Unfortunately, I’m going to be out-of-pocket for most of today, so I’ll miss a lot of the post-mortem if the decision comes down. For pre-mortem, though, I’ve been poking around, and it seems like there’s a prevailing view that if — as expected — the decision comes out in favor of Hamdan, the theory will be that al Qaeda does have Geneva Convention protections.
Make no mistake: if this happens, the Supreme Court will have dictated that we now have a treaty with al Qaeda — which no President, no Senate, and no vote of the American people would ever countenance. (Compare this.) The Constitution consigns treaty-making to the political branches, not the courts, but a conclusion that Geneva protects Hamdan (and, by extension, his fellow savages) would ominously mean that the courts, under the conveniently malleable guise of “customary international law” can rewrite treaties to mean whatever they like them to mean.
It is likely that such a theory will not rest on a claim that terrorists qualify as honorable prisoners of war under the conventions.
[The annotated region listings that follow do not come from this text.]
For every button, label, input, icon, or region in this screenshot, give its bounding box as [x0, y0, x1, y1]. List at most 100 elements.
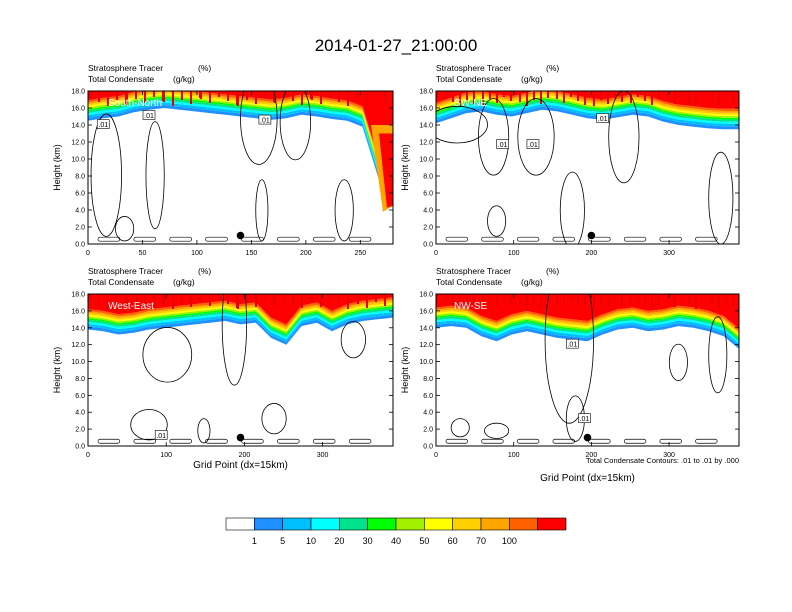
panel-3: .01 West-East Stratosphere Tracer (%) Total … [52, 266, 394, 471]
tracer-speckle [237, 91, 239, 106]
tracer-band-2 [88, 312, 393, 342]
y-tick-label: 18.0 [419, 89, 433, 96]
colorbar-swatch [537, 517, 567, 531]
y-tick-label: 16.0 [71, 308, 85, 315]
tracer-band-3 [436, 318, 739, 344]
tracer-band-1 [436, 106, 739, 130]
tracer-speckle [329, 91, 331, 98]
contour-label: .01 [498, 142, 508, 149]
tracer-speckle [172, 294, 174, 309]
tracer-speckle [126, 91, 128, 105]
condensate-contour-surface [97, 236, 121, 242]
y-tick-label: 2.0 [75, 225, 85, 232]
x-tick-label: 0 [434, 250, 438, 257]
tracer-speckle [732, 91, 734, 103]
tracer-band-7 [436, 311, 739, 336]
tracer-speckle [163, 294, 165, 305]
panel-4: .01 .01 NW-SE Stratosphere Tracer (%) Total C… [400, 266, 740, 484]
tracer-speckle [540, 91, 542, 104]
colorbar-tick-label: 60 [448, 536, 458, 546]
tracer-speckle [526, 294, 528, 309]
condensate-contour [145, 121, 165, 230]
tracer-speckle [711, 91, 713, 101]
tracer-speckle [116, 294, 118, 303]
plot-area: .01 .01 .01 [88, 91, 393, 244]
condensate-contour-surface [659, 438, 682, 444]
tracer-speckle [489, 294, 491, 302]
y-tick-label: 2.0 [423, 225, 433, 232]
y-tick-label: 4.0 [75, 208, 85, 215]
y-axis-label: Height (km) [52, 347, 62, 394]
tracer-speckle [311, 294, 313, 303]
condensate-contour [90, 113, 122, 237]
panel-label: SW-NE [454, 98, 487, 109]
colorbar-tick-label: 100 [502, 536, 517, 546]
tracer-speckle [637, 294, 639, 300]
tracer-speckle [600, 91, 602, 100]
condensate-contour-surface [205, 438, 228, 444]
condensate-contour [487, 205, 507, 237]
condensate-contour-surface [133, 438, 157, 444]
condensate-contour-surface [552, 438, 575, 444]
y-tick-label: 8.0 [423, 174, 433, 181]
tracer-speckle [496, 91, 498, 103]
tracer-speckle [503, 91, 505, 97]
tracer-speckle [144, 294, 146, 306]
tracer-speckle [651, 91, 653, 105]
x-tick-label: 100 [191, 250, 203, 257]
tracer-band-10 [88, 297, 393, 327]
tracer-band-top [88, 91, 393, 186]
tracer-speckle [614, 91, 616, 98]
tracer-band-5 [436, 98, 739, 120]
x-tick-label: 100 [160, 452, 172, 459]
condensate-contour [130, 409, 168, 441]
tracer-speckle [711, 294, 713, 304]
contour-label: .01 [567, 342, 577, 349]
colorbar-tick-label: 40 [391, 536, 401, 546]
tracer-speckle [732, 294, 734, 306]
y-tick-label: 8.0 [423, 376, 433, 383]
colorbar-tick-label: 5 [280, 536, 285, 546]
x-tick-label: 200 [586, 452, 598, 459]
contour-label-box [526, 139, 540, 149]
tracer-speckle [718, 294, 720, 308]
tracer-speckle [445, 294, 447, 301]
tracer-speckle [292, 91, 294, 101]
tracer-speckle [89, 91, 91, 98]
tracer-speckle [473, 294, 475, 307]
condensate-contour-surface [312, 438, 336, 444]
tracer-speckle [630, 294, 632, 306]
colorbar-swatch [225, 517, 255, 531]
tracer-speckle [357, 91, 359, 101]
tracer-speckle [283, 294, 285, 300]
tracer-speckle [503, 294, 505, 300]
tracer-band-8 [436, 93, 739, 115]
colorbar-swatch [282, 517, 312, 531]
y-tick-label: 12.0 [71, 342, 85, 349]
y-tick-label: 14.0 [71, 325, 85, 332]
tracer-speckle [577, 294, 579, 304]
tracer-speckle [190, 91, 192, 104]
tracer-speckle [246, 91, 248, 100]
condensate-contour [279, 91, 312, 161]
contour-label-box [142, 110, 156, 120]
condensate-contour-surface [445, 438, 468, 444]
tracer-speckle [181, 91, 183, 100]
tracer-band-1 [88, 105, 393, 206]
condensate-contour-surface [445, 236, 468, 242]
x-tick-label: 100 [508, 250, 520, 257]
tracer-speckle [718, 91, 720, 105]
tracer-band-5 [88, 96, 393, 196]
condensate-contour [517, 98, 555, 176]
tracer-band-8 [436, 309, 739, 335]
tracer-band-1 [88, 314, 393, 345]
tracer-band-10 [436, 305, 739, 331]
condensate-contour-surface [623, 236, 647, 242]
tracer-speckle [209, 91, 211, 103]
condensate-contour-surface [133, 236, 157, 242]
tracer-band-2 [436, 104, 739, 127]
tracer-speckle [644, 91, 646, 101]
condensate-contour-surface [623, 438, 647, 444]
tracer-speckle [725, 294, 727, 302]
tracer-speckle [116, 91, 118, 100]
It is too obvious that this is not the case. Rather, it would be premised on the theory that Common Article 3 applies. Article 3 (which is “common” because it applies to all of the Geneva Conventions) prohibits “the passing of sentences and the carrying out of executions without previous judgment pronounced by a regularly constituted court, affording all the judicial guarantees which are recognized as indispensable by civilized peoples.” (Emphasis added, and explained below.)
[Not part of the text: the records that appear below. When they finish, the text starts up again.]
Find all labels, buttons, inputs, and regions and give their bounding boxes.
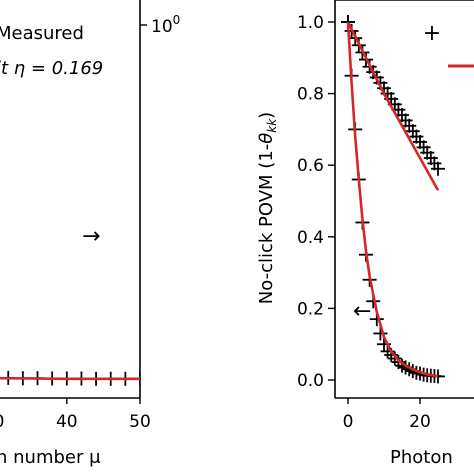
right-series-group <box>341 15 445 384</box>
left-y2tick-base-0: 10 <box>151 17 173 37</box>
right-ytick-label-2: 0.4 <box>297 228 324 248</box>
right-y-label-close: ) <box>256 112 277 119</box>
right-legend-measured-marker: + <box>423 21 441 46</box>
left-panel: 30 40 50 10010−110−210−3 Measured it η = 0… <box>0 0 180 468</box>
left-y2tick-label-0: 100 <box>151 13 180 37</box>
left-xtick-label-0: 30 <box>0 412 4 432</box>
right-arrow-annotation: ← <box>353 299 371 324</box>
right-y-ticks: 0.0 0.2 0.4 0.6 0.8 1.0 <box>297 13 335 391</box>
right-series-3-line <box>346 21 439 378</box>
right-y-label-text: No-click POVM (1- <box>256 144 277 305</box>
left-series-group <box>0 370 140 386</box>
right-ytick-label-3: 0.6 <box>297 156 324 176</box>
right-ytick-label-0: 0.0 <box>297 371 324 391</box>
right-panel: 0.0 0.2 0.4 0.6 0.8 1.0 0 20 + ← No-click POVM… <box>256 0 474 468</box>
left-y2tick-exp-0: 0 <box>173 13 181 27</box>
right-x-axis-label: Photon <box>390 447 453 468</box>
right-ytick-label-5: 1.0 <box>297 13 324 33</box>
left-xtick-label-2: 50 <box>129 412 151 432</box>
left-x-axis-label: n number μ <box>0 447 101 468</box>
right-ytick-label-4: 0.8 <box>297 85 324 105</box>
right-series-2-point-14 <box>391 355 406 370</box>
left-series-3-line <box>0 376 140 381</box>
left-legend-fit: it η = 0.169 <box>0 58 103 79</box>
right-legend: + <box>423 21 474 68</box>
left-y2-ticks: 10010−110−210−3 <box>140 13 180 37</box>
right-x-ticks: 0 20 <box>343 398 431 432</box>
right-series-1-line <box>346 21 440 191</box>
left-x-ticks: 30 40 50 <box>0 398 151 432</box>
left-legend-measured: Measured <box>0 23 84 44</box>
left-xtick-label-1: 40 <box>56 412 78 432</box>
right-series-0-point-25 <box>431 161 445 176</box>
right-y-axis-label: No-click POVM (1-θkk) <box>256 112 279 304</box>
right-y-label-subscript: kk <box>265 118 279 133</box>
right-y-label-theta: θ <box>256 133 277 144</box>
right-xtick-label-1: 20 <box>409 412 431 432</box>
right-series-2-point-13 <box>387 351 402 366</box>
right-xtick-label-0: 0 <box>343 412 354 432</box>
right-ytick-label-1: 0.2 <box>297 299 324 319</box>
left-arrow-annotation: → <box>82 224 100 249</box>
The president, properly, has indicated that Common Article 3 does not apply to our war with al Qaeda because it applies, as relevant here, only to an “armed conflict not of an international character occurring in the territory of one of the High Contracting Parties.” POTUS reasons that our conflict is international because al Qaeda is an international terrorist organization and the war is not limited to Afghanistan. However, some claim the war is limited to Afghanistan (notwithstanding, for example, the Twin Towers used to stand in Manhattan, not Kabul), and that a conflict with al Qaeda cannot be “international” because al Qaeda is not a nation.
Nevertheless, even granting that the president is right, internationalist activists (law professors, UN and Euro-bureaucrats, and self-styled human rights organizations) argue that Common Article 3 applies anyway, despite the literal limitations on it in the Geneva Conventions themselves, because it has somehow transmogrified into binding “customary international law.” (For those interested, I wrote an article called “International Law v. the United States” for Commentary’s February 2006 edition. It addresses how customary international law undermines American democratic self-determination.)
If this reasoning is used to apply Geneva, and thus strike a treaty with al Qaeda (one which obligates only the U.S. — al Qaeda can be expected to go on bombing civilians and torturing and beheading prisoners), who knows what combatant trials will look like? Notice the Article 3 language I have highlighted three paragraphs above. It will be the courts, ultimately, which decide what is “a regularly constituted court,” and what “judicial guarantees” are “indispensible” according to “civilized people.”
Anyone want to bet against me that this won’t come to mean criminal trials with virtually all the protections required to be given to U.S. citizens under the Constitution?